David Zimmermann said the temporary measures for dealing with troublemakers were inappropriate and in part unworkable. They include a database of known hooligans and preventive detention.
The psychologist said that the government's focus ahead of the 2008 European football championships should be on preventing trouble.
Other reactions have been more positive, with the Swiss Football Association's Euro 2008 tournament director, Christian Mutschler, describing the proposals as "good and necessary".
The umbrella group for work with fans, which was set up in May, works with young people to try to prevent outbreaks of violence at football and ice hockey matches.
Zimmermann believes the best way to tackle the problem of hooliganism is if the police and fan groups work side by side.
swissinfo: Are these temporary measures proposed by the government appropriate?
David Zimmermann: I think they are an overreaction. The problem in Switzerland, I think, isn't so big that such measures are justified. The excuse is always that we will have the European Championships in Switzerland in 2008. But in my opinion we already have sufficient laws – good laws – to deal with [hooliganism] and prevent trouble during Euro 2008.

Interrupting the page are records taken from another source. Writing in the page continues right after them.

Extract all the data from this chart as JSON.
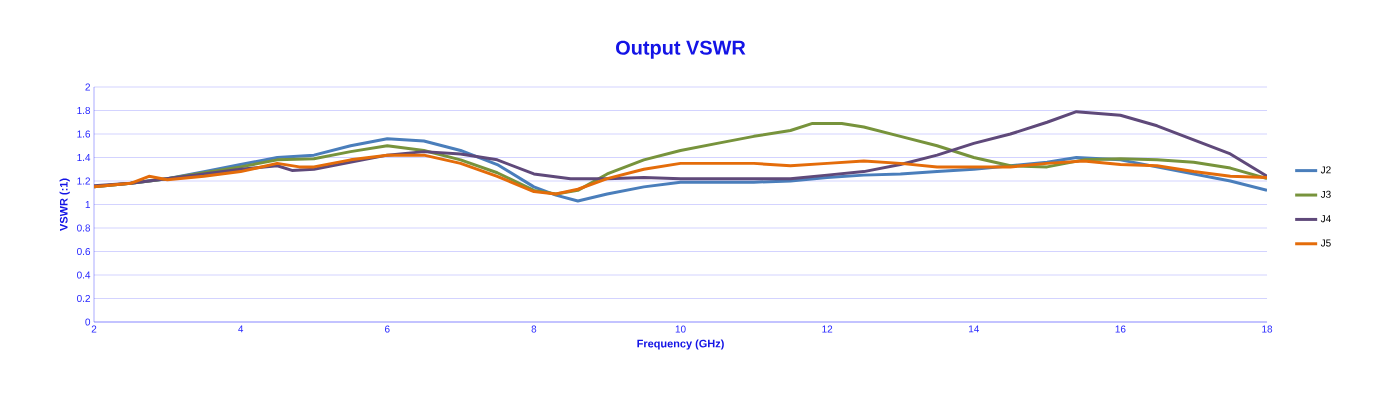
{
  "chart_data": {
    "type": "line",
    "title": "Output VSWR",
    "xlabel": "Frequency (GHz)",
    "ylabel": "VSWR (:1)",
    "xlim": [
      2,
      18
    ],
    "xticks": [
      2,
      4,
      6,
      8,
      10,
      12,
      14,
      16,
      18
    ],
    "ylim": [
      0,
      2
    ],
    "yticks": [
      0,
      0.2,
      0.4,
      0.6,
      0.8,
      1,
      1.2,
      1.4,
      1.6,
      1.8,
      2
    ],
    "grid": "y",
    "legend": "right",
    "marker": "none",
    "line_style": "solid",
    "series": [
      {
        "name": "J2",
        "color": "#4a7ebb",
        "x": [
          2,
          2.5,
          3,
          3.5,
          4,
          4.5,
          5,
          5.5,
          6,
          6.5,
          7,
          7.5,
          8,
          8.3,
          8.6,
          9,
          9.5,
          10,
          10.5,
          11,
          11.5,
          12,
          12.5,
          13,
          13.5,
          14,
          14.5,
          15,
          15.4,
          16,
          16.5,
          17,
          17.5,
          18
        ],
        "values": [
          1.15,
          1.18,
          1.22,
          1.28,
          1.34,
          1.4,
          1.42,
          1.5,
          1.56,
          1.54,
          1.46,
          1.34,
          1.15,
          1.08,
          1.03,
          1.09,
          1.15,
          1.19,
          1.19,
          1.19,
          1.2,
          1.23,
          1.25,
          1.26,
          1.28,
          1.3,
          1.33,
          1.36,
          1.4,
          1.38,
          1.32,
          1.26,
          1.2,
          1.12
        ]
      },
      {
        "name": "J3",
        "color": "#77933c",
        "x": [
          2,
          2.5,
          3,
          3.5,
          4,
          4.5,
          5,
          5.5,
          6,
          6.5,
          7,
          7.5,
          8,
          8.3,
          8.6,
          9,
          9.5,
          10,
          10.5,
          11,
          11.5,
          11.8,
          12.2,
          12.5,
          13,
          13.5,
          14,
          14.5,
          15,
          15.5,
          16,
          16.5,
          17,
          17.5,
          18
        ],
        "values": [
          1.15,
          1.18,
          1.22,
          1.27,
          1.32,
          1.38,
          1.39,
          1.45,
          1.5,
          1.46,
          1.38,
          1.27,
          1.12,
          1.09,
          1.12,
          1.26,
          1.38,
          1.46,
          1.52,
          1.58,
          1.63,
          1.69,
          1.69,
          1.66,
          1.58,
          1.5,
          1.4,
          1.33,
          1.32,
          1.38,
          1.39,
          1.38,
          1.36,
          1.31,
          1.22
        ]
      },
      {
        "name": "J4",
        "color": "#5f497a",
        "x": [
          2,
          2.5,
          3,
          3.5,
          4,
          4.5,
          4.7,
          5,
          5.5,
          6,
          6.5,
          7,
          7.5,
          8,
          8.5,
          9,
          9.5,
          10,
          10.5,
          11,
          11.5,
          12,
          12.5,
          13,
          13.5,
          14,
          14.5,
          15,
          15.4,
          16,
          16.5,
          17,
          17.5,
          18
        ],
        "values": [
          1.16,
          1.18,
          1.22,
          1.26,
          1.3,
          1.33,
          1.29,
          1.3,
          1.36,
          1.42,
          1.45,
          1.43,
          1.38,
          1.26,
          1.22,
          1.22,
          1.23,
          1.22,
          1.22,
          1.22,
          1.22,
          1.25,
          1.28,
          1.34,
          1.42,
          1.52,
          1.6,
          1.7,
          1.79,
          1.76,
          1.67,
          1.55,
          1.43,
          1.24
        ]
      },
      {
        "name": "J5",
        "color": "#e46c0a",
        "x": [
          2,
          2.5,
          2.75,
          3,
          3.5,
          4,
          4.5,
          4.8,
          5,
          5.5,
          6,
          6.5,
          7,
          7.5,
          8,
          8.3,
          8.6,
          9,
          9.5,
          10,
          10.5,
          11,
          11.5,
          12,
          12.5,
          13,
          13.5,
          14,
          14.5,
          15,
          15.5,
          16,
          16.5,
          17,
          17.5,
          18
        ],
        "values": [
          1.15,
          1.18,
          1.24,
          1.21,
          1.24,
          1.28,
          1.35,
          1.32,
          1.32,
          1.38,
          1.42,
          1.42,
          1.35,
          1.24,
          1.11,
          1.09,
          1.13,
          1.22,
          1.3,
          1.35,
          1.35,
          1.35,
          1.33,
          1.35,
          1.37,
          1.35,
          1.32,
          1.32,
          1.32,
          1.35,
          1.37,
          1.34,
          1.33,
          1.28,
          1.24,
          1.23
        ]
      }
    ]
  }
}
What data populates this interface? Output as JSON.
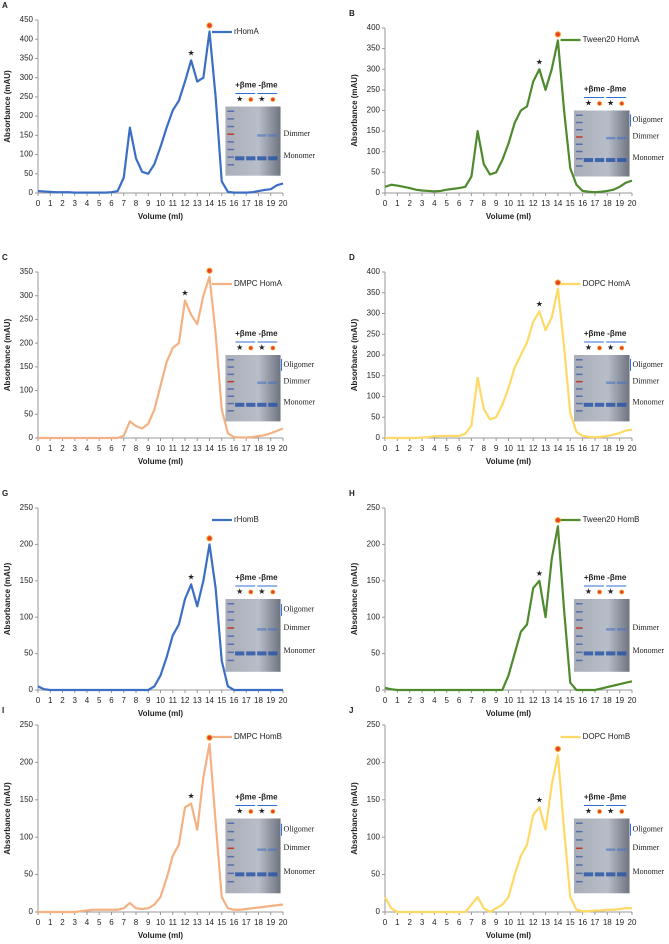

swissinfo: Is the government wrong to be so anxious about these championships?
D.Z.: Yes, I think so. If you look at our experiences from [the 2004 European championships in] Portugal, along with England, Germany and the Netherlands, we in Switzerland took measures to accompany our supporters. We had an information centre, a mobile fan embassy, where they could come and ask questions. I think if you really concentrate on welcoming fans from abroad you give them a good feeling and security, so they are less likely to cause trouble.
I think the police should follow the example of Portugal, where they had a motto "policing with a smile". You could see policemen walking around, observing, showing their presence but they were not armed and didn't provoke supporters. With that kind of police work you can avoid quite a lot of trouble.
swissinfo: Turning to the specific measures outlined by the government. What are the problems from your point of view?
D.Z.: For me the problem with the database [of known hooligans] is the concept of hooliganism, which covers many different things, including things that don't really belong there, such as setting off flares in stadiums. My fear is that people doing this will be in this database afterwards and these measures would apply to people [as young as] age 15.
And the banning of known hooligans from certain zones would not solve any problems because if you decide on a zone and exclude elements you don't like, so to speak, these elements go elsewhere. We've seen that in Switzerland and in other countries. In the beginning the trouble was always in the stadium and when measures were taken to avoid trouble there, they went to other places - stations for example.
swissinfo: So do you agree with any of the measures, or do you think they're all unnecessary or even wrong?
D.Z.: They're wrong and unnecessary. I think you should first pay more attention to prevention, because if prevention is done well you can avoid a lot of problems.
swissinfo: These measures still have to go to parliament. Do you think they'll meet with much opposition?
D.Z.: I fear in parliament there's no great opposition. The problem really is that we have the European championships coming up and everybody thinks we have a real problem with hooliganism in Switzerland, so it would be quite easy in my view for these measures to pass.
swissinfo-interview: Morven McLean
The measures are intended to remain in place until the end of the European championships in 2008.
They include a database of known hooligans, exclusion of troublemakers from stadiums and a maximum 24-hour detention period as the ultimate sanction.
Parliament has to agree to the measures before they can become law.